SUMMARY: graceful removeal of swap

From: FXCM - <>
Date: Wed Oct 12 2005 - 17:29:57 EDT
Hi All,

Thanks for all the responses. 

Large majority of people stated that swap -d does as graceful an exit
as possible - if any pages can't be moved to memory or another swap
partition it will fail. Several people suggested making a temporary file
swap if no other swap device exists (which in my case it wouldn't).
Borrowed from Daryl Mitchell's response:

mkfile <size> <filename>
swap -a <filename>

swap -d <original swap>
rebuild swap slice under disksuite/md
swap -a <new md swap)

amend vfstab

This is indeed what I ended up doing, as I didn't want to rely
exclusively on memory, although I probably could have, but one can never
be too safe, and the work required is minimal. 

Also, a few people asked why on earth I would want to mirror swap.

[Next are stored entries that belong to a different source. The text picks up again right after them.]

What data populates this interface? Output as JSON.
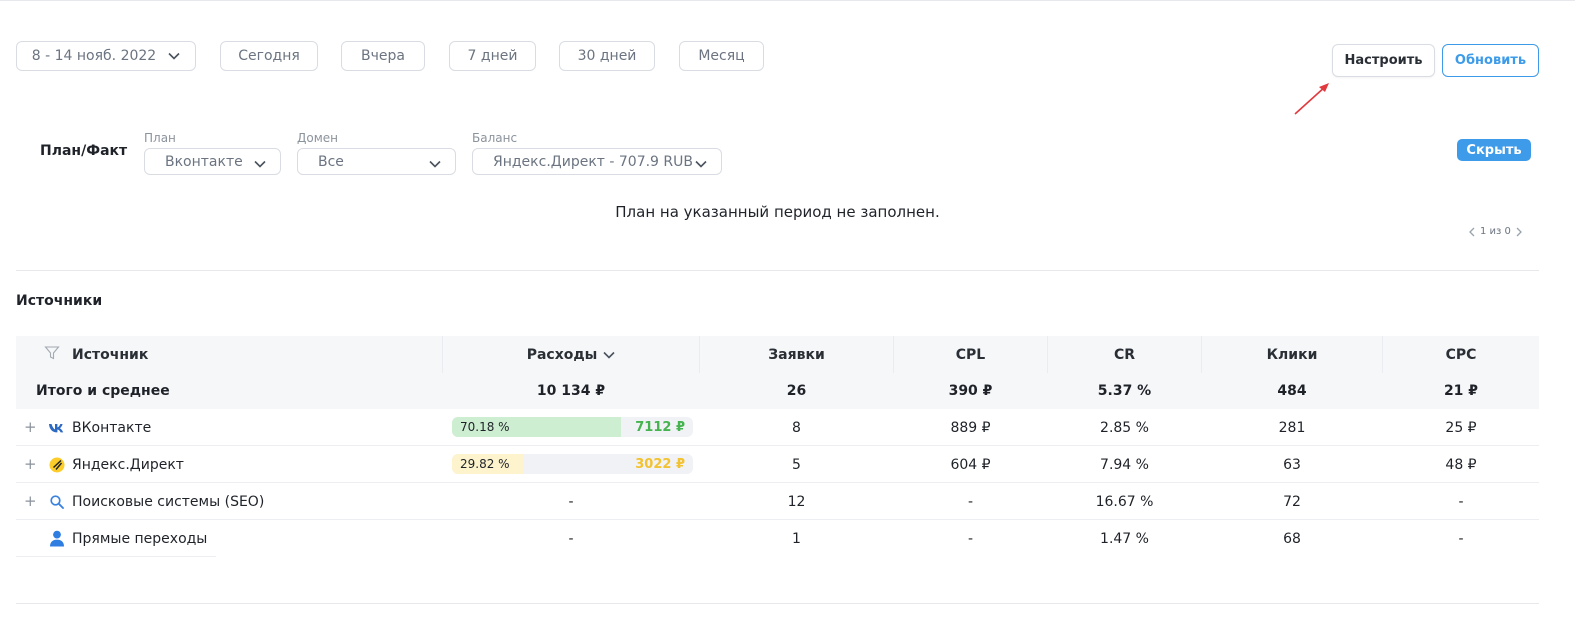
{
  "date_range": {
    "selected": "8 - 14 нояб. 2022",
    "presets": [
      "Сегодня",
      "Вчера",
      "7 дней",
      "30 дней",
      "Месяц"
    ]
  },
  "actions": {
    "settings_label": "Настроить",
    "refresh_label": "Обновить"
  },
  "plan_fact": {
    "title": "План/Факт",
    "filters": [
      {
        "label": "План",
        "value": "Вконтакте"
      },
      {
        "label": "Домен",
        "value": "Все"
      },
      {
        "label": "Баланс",
        "value": "Яндекс.Директ - 707.9 RUB"
      }
    ],
    "hide_label": "Скрыть",
    "empty_message": "План на указанный период не заполнен.",
    "pager": "1 из 0"
  },
  "sources": {
    "title": "Источники",
    "columns": [
      "Источник",
      "Расходы",
      "Заявки",
      "CPL",
      "CR",
      "Клики",
      "CPC"
    ],
    "total": {
      "label": "Итого и среднее",
      "expenses": "10 134 ₽",
      "leads": "26",
      "cpl": "390 ₽",
      "cr": "5.37 %",
      "clicks": "484",
      "cpc": "21 ₽"
    },
    "rows": [
      {
        "name": "ВКонтакте",
        "icon": "vk-icon",
        "expandable": true,
        "share_label": "70.18 %",
        "share": 70.18,
        "amount": "7112 ₽",
        "bar_color": "#cdeed0",
        "amount_color": "#45b34f",
        "leads": "8",
        "cpl": "889 ₽",
        "cr": "2.85 %",
        "clicks": "281",
        "cpc": "25 ₽"
      },
      {
        "name": "Яндекс.Директ",
        "icon": "yandex-direct-icon",
        "expandable": true,
        "share_label": "29.82 %",
        "share": 29.82,
        "amount": "3022 ₽",
        "bar_color": "#fdf3cc",
        "amount_color": "#f2c230",
        "leads": "5",
        "cpl": "604 ₽",
        "cr": "7.94 %",
        "clicks": "63",
        "cpc": "48 ₽"
      },
      {
        "name": "Поисковые системы (SEO)",
        "icon": "search-icon",
        "expandable": true,
        "expenses": "-",
        "leads": "12",
        "cpl": "-",
        "cr": "16.67 %",
        "clicks": "72",
        "cpc": "-"
      },
      {
        "name": "Прямые переходы",
        "icon": "user-icon",
        "expandable": false,
        "expenses": "-",
        "leads": "1",
        "cpl": "-",
        "cr": "1.47 %",
        "clicks": "68",
        "cpc": "-"
      }
    ]
  },
  "colors": {
    "accent": "#3d9be9",
    "annotation_arrow": "#e0393e"
  }
}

Good
question, and our original position had been not to mirror, but that was
wrong for 2 very important reasons:

1 - hot swapping after complete disk failure
2 - crash dumps after complete disk failure

1 is impossible without a reboot if the disk that failed contains the
swap partition - it can't be deleted because of I/O errors, so the disk
itself can't be nicely removed from the OS, at least to my knowledge. 2
dump will obviously be unable to generate, unless of course the drive is
replaced before the first boot after the crash, but those chances are

Below is my original question - thanks again for the help - has worked
like a charm so far.

We have several Solaris 8 systems running DiskSuite that do not have
swap partitions, and would like to change them to be mirrored in case
complete disk failure. If possible, it would be nice to change them

 My concern is that a simple swap -d will abrubtly remove swap and all
existing pages may be lost, which would not be nice for our production
applications. Is there a more graceful way of removing existing swap,
the swap -d command take care of that?